Making big data serve the little guy
By Bill Steele
Big data is a hot topic in computer science. It’s also big business, as government and commercial interests mine databases for their own purposes, scouting for business trends, political preferences and, of course, new customers.
The average citizen whose data is in these systems doesn’t have much to say about how it’s used, but a team of Cornell computer scientists, statisticians and mathematicians has formed the Center for Data Science for Improved Decision-Making to research data management and find ways to make these systems handle data responsibly and use this new resource for the public benefit.
The team consists of Kilian Weinberger, associate professor of computer science; Jon Kleinberg, the Tisch University Professor of Computer Science; Steve Strogatz, the Jacob Gould Schurman Professor of Applied Mathematics; Giles Hooker, associate professor of biological statistics and computational biology; and David Shmoys, the Laibe/Acheson Professor of Business Management and Leadership Studies in the School of Operations Research and Information Engineering. As research progresses, they plan to collaborate with a large number of faculty members in related fields.
Their work will be supported by a $1.5 million grant from the National Science Foundation’s TRIPODS (Transdisciplinary Research in Principles of Data Science) program.
Their research will focus on several areas:
- How to guarantee the privacy of data and ensure that decisions are not biased by race, gender or other characterizations.
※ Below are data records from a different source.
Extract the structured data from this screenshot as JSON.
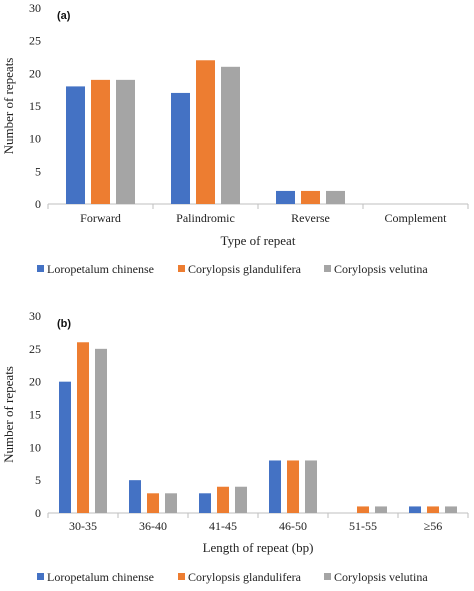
{
  "colors": {
    "series": [
      "#4472C4",
      "#ED7D31",
      "#A5A5A5"
    ]
  },
  "chart_data": [
    {
      "type": "bar",
      "panel_label": "(a)",
      "categories": [
        "Forward",
        "Palindromic",
        "Reverse",
        "Complement"
      ],
      "xlabel": "Type of repeat",
      "ylabel": "Number of repeats",
      "ylim": [
        0,
        30
      ],
      "yticks": [
        "0",
        "5",
        "10",
        "15",
        "20",
        "25",
        "30"
      ],
      "grid": false,
      "legend": "bottom",
      "series": [
        {
          "name": "Loropetalum chinense",
          "values": [
            18,
            17,
            2,
            0
          ]
        },
        {
          "name": "Corylopsis glandulifera",
          "values": [
            19,
            22,
            2,
            0
          ]
        },
        {
          "name": "Corylopsis velutina",
          "values": [
            19,
            21,
            2,
            0
          ]
        }
      ]
    },
    {
      "type": "bar",
      "panel_label": "(b)",
      "categories": [
        "30-35",
        "36-40",
        "41-45",
        "46-50",
        "51-55",
        "≥56"
      ],
      "xlabel": "Length of repeat (bp)",
      "ylabel": "Number of repeats",
      "ylim": [
        0,
        30
      ],
      "yticks": [
        "0",
        "5",
        "10",
        "15",
        "20",
        "25",
        "30"
      ],
      "grid": false,
      "legend": "bottom",
      "series": [
        {
          "name": "Loropetalum chinense",
          "values": [
            20,
            5,
            3,
            8,
            0,
            1
          ]
        },
        {
          "name": "Corylopsis glandulifera",
          "values": [
            26,
            3,
            4,
            8,
            1,
            1
          ]
        },
        {
          "name": "Corylopsis velutina",
          "values": [
            25,
            3,
            4,
            8,
            1,
            1
          ]
        }
      ]
    }
  ]
}
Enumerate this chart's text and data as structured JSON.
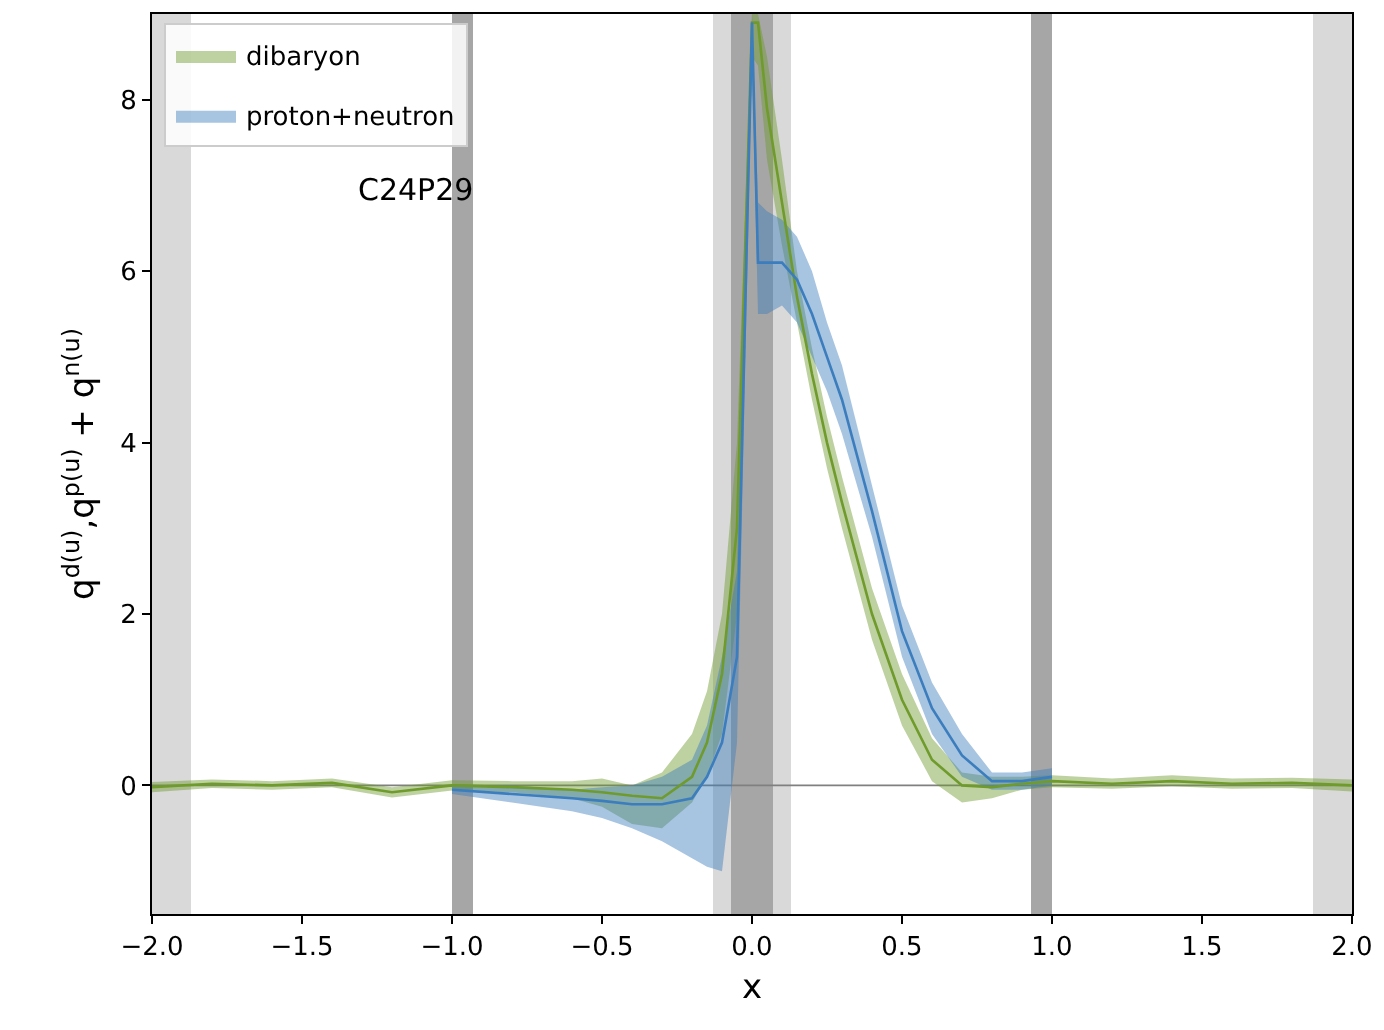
{
  "chart_data": {
    "type": "line",
    "xlabel": "x",
    "ylabel": "q$^{d(u)}$,q$^{p(u)}$ + q$^{n(u)}$",
    "annotations": [
      "C24P29"
    ],
    "xlim": [
      -2,
      2
    ],
    "xticks": [
      {
        "value": -2,
        "label": "−2.0"
      },
      {
        "value": -1.5,
        "label": "−1.5"
      },
      {
        "value": -1,
        "label": "−1.0"
      },
      {
        "value": -0.5,
        "label": "−0.5"
      },
      {
        "value": 0,
        "label": "0.0"
      },
      {
        "value": 0.5,
        "label": "0.5"
      },
      {
        "value": 1,
        "label": "1.0"
      },
      {
        "value": 1.5,
        "label": "1.5"
      },
      {
        "value": 2,
        "label": "2.0"
      }
    ],
    "ylim": [
      -1.5,
      9
    ],
    "yticks": [
      0,
      2,
      4,
      6,
      8
    ],
    "grid": false,
    "legend": "top left",
    "marker": "none",
    "line_style": "solid",
    "ref_lines": [
      {
        "axis": "y",
        "value": 0,
        "color": "#808080"
      }
    ],
    "bands": [
      {
        "axis": "x",
        "from": -2,
        "to": -1.87,
        "color": "#d9d9d9"
      },
      {
        "axis": "x",
        "from": 1.87,
        "to": 2,
        "color": "#d9d9d9"
      },
      {
        "axis": "x",
        "from": -0.13,
        "to": 0.13,
        "color": "#d9d9d9"
      },
      {
        "axis": "x",
        "from": -1.0,
        "to": -0.93,
        "color": "#a6a6a6"
      },
      {
        "axis": "x",
        "from": 0.93,
        "to": 1.0,
        "color": "#a6a6a6"
      },
      {
        "axis": "x",
        "from": -0.07,
        "to": 0.07,
        "color": "#a6a6a6"
      }
    ],
    "series": [
      {
        "name": "dibaryon",
        "color": "#6f9a2c",
        "x": [
          -2,
          -1.8,
          -1.6,
          -1.4,
          -1.2,
          -1.0,
          -0.8,
          -0.6,
          -0.5,
          -0.4,
          -0.3,
          -0.2,
          -0.15,
          -0.1,
          -0.05,
          0,
          0.02,
          0.05,
          0.1,
          0.15,
          0.2,
          0.25,
          0.3,
          0.4,
          0.5,
          0.6,
          0.7,
          0.8,
          0.9,
          1.0,
          1.2,
          1.4,
          1.6,
          1.8,
          2.0
        ],
        "values": [
          -0.02,
          0.02,
          0.0,
          0.03,
          -0.08,
          0.0,
          -0.02,
          -0.05,
          -0.08,
          -0.12,
          -0.15,
          0.1,
          0.5,
          1.3,
          3.0,
          8.9,
          8.9,
          7.9,
          6.8,
          5.7,
          4.8,
          4.0,
          3.3,
          2.0,
          1.0,
          0.3,
          0.0,
          -0.02,
          0.02,
          0.05,
          0.02,
          0.05,
          0.02,
          0.03,
          0.0
        ],
        "lower": [
          -0.08,
          -0.03,
          -0.05,
          -0.02,
          -0.14,
          -0.06,
          -0.08,
          -0.15,
          -0.25,
          -0.45,
          -0.5,
          -0.2,
          0.1,
          0.6,
          2.0,
          8.5,
          8.4,
          7.3,
          6.3,
          5.4,
          4.5,
          3.7,
          3.0,
          1.7,
          0.7,
          0.05,
          -0.2,
          -0.15,
          -0.05,
          -0.02,
          -0.04,
          -0.01,
          -0.04,
          -0.03,
          -0.07
        ],
        "upper": [
          0.04,
          0.07,
          0.05,
          0.08,
          -0.02,
          0.06,
          0.05,
          0.05,
          0.08,
          0.0,
          0.15,
          0.6,
          1.1,
          2.0,
          4.0,
          9.0,
          9.0,
          8.5,
          7.3,
          6.0,
          5.1,
          4.3,
          3.6,
          2.3,
          1.3,
          0.55,
          0.15,
          0.1,
          0.1,
          0.12,
          0.08,
          0.12,
          0.08,
          0.09,
          0.07
        ]
      },
      {
        "name": "proton+neutron",
        "color": "#3b7dbd",
        "x": [
          -1.0,
          -0.8,
          -0.6,
          -0.5,
          -0.4,
          -0.3,
          -0.2,
          -0.15,
          -0.1,
          -0.05,
          0,
          0.02,
          0.05,
          0.1,
          0.15,
          0.2,
          0.25,
          0.3,
          0.4,
          0.5,
          0.6,
          0.7,
          0.8,
          0.9,
          1.0
        ],
        "values": [
          -0.05,
          -0.1,
          -0.15,
          -0.18,
          -0.22,
          -0.22,
          -0.15,
          0.1,
          0.5,
          1.5,
          8.9,
          6.1,
          6.1,
          6.1,
          5.9,
          5.5,
          5.0,
          4.5,
          3.2,
          1.8,
          0.9,
          0.35,
          0.05,
          0.05,
          0.1
        ],
        "lower": [
          -0.1,
          -0.2,
          -0.3,
          -0.38,
          -0.5,
          -0.65,
          -0.85,
          -0.95,
          -1.0,
          0.5,
          8.5,
          5.5,
          5.5,
          5.6,
          5.4,
          5.0,
          4.6,
          4.1,
          2.9,
          1.5,
          0.6,
          0.1,
          -0.05,
          -0.05,
          0.0
        ],
        "upper": [
          0.0,
          0.0,
          -0.05,
          -0.02,
          0.0,
          0.1,
          0.3,
          0.7,
          1.5,
          2.5,
          9.0,
          6.8,
          6.7,
          6.6,
          6.4,
          6.0,
          5.4,
          4.9,
          3.5,
          2.1,
          1.2,
          0.6,
          0.15,
          0.15,
          0.2
        ]
      }
    ]
  }
}
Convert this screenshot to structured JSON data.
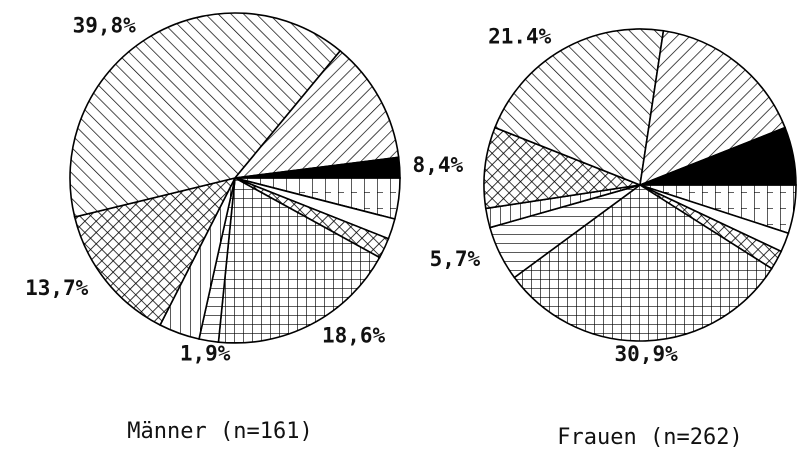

The researchers propose to build into data management systems the ability to detect weaknesses in these areas and correct them.
- Learning more about their structure and the processes that take place within social networks, where connections between people can be used to inform decision making. With early detection and containment strategies, the researchers say, adversarial fake news or viral disease epidemics can potentially be identified at a much earlier stage, and their damage may be controlled. The same applies, Weinberger noted, to phone company records of “who’s calling whom.”
- “Interventions” where systems make recommendations or suggestions, or reach decisions about participants, based on their histories. Applications range from overseeing health care interventions to avoiding polarization of user populations.
- Uncertainty quantification: Knowing how unsure a prediction might be, especially when applied to decision-making with potential consequences to human subjects. Some currently popular algorithms don’t report how much variability there might be in their output.
- Deep learning, widely used but still not well understood. There is ambiguity about what these systems actually learn.
TRIPODS projects are aimed at harnessing the data revolution to enable continued data-driven discovery and breakthroughs across all fields of science and engineering, NSF said in announcing the grant.